Simplify endian conversion functions in std.bitmanip.
They're overly complex (e.g. testing for the native endianness of the machine when that's actually completely unnecessary), and they use unions in a manner that is undefined behavior in C/C++ (since they write to one field and then read from another). I don't see any mention of whether that behavior is defined in D in D's spec, but it's probably undefined in D given that it's undefined in C/C++. Either way, it's an overly complex solution.

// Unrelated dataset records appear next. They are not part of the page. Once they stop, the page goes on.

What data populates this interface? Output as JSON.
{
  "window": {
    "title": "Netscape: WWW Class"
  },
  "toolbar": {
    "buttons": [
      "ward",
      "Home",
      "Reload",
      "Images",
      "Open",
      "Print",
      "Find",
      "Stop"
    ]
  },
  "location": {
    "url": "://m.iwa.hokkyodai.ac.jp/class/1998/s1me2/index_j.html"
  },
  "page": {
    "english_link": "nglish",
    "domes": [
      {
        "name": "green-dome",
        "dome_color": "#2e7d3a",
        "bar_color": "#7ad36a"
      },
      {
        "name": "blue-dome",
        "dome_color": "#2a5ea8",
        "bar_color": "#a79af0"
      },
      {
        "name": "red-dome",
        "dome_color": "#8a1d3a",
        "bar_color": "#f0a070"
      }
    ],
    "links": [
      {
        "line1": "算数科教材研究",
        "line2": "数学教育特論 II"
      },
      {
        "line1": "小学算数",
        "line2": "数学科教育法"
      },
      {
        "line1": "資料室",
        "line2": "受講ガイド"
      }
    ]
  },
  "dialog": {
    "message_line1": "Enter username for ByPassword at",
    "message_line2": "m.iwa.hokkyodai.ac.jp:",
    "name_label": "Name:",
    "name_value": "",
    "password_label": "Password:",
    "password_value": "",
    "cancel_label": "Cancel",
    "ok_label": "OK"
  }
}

This solution gets rid of all of the endian version checks in std.bitmanip, and it allows the implementations of the endian conversion functions to be the same between CTFE and runtime.
@atilaneves Assuming that I didn't screw up the implementation somehow, this should be much more to your liking than what's been here. Either way, it results in a lot less code to be screwed up. :)
Thanks for your pull request, @jmdavis!
Bugzilla references
Your PR doesn't reference any Bugzilla issue.
If your PR contains non-trivial changes, please reference a Bugzilla issue or create a manual changelog.
Testing this PR locally
If you don't have a local development environment setup, you can use Digger to test this PR:
dub run digger -- build "master + phobos#8822"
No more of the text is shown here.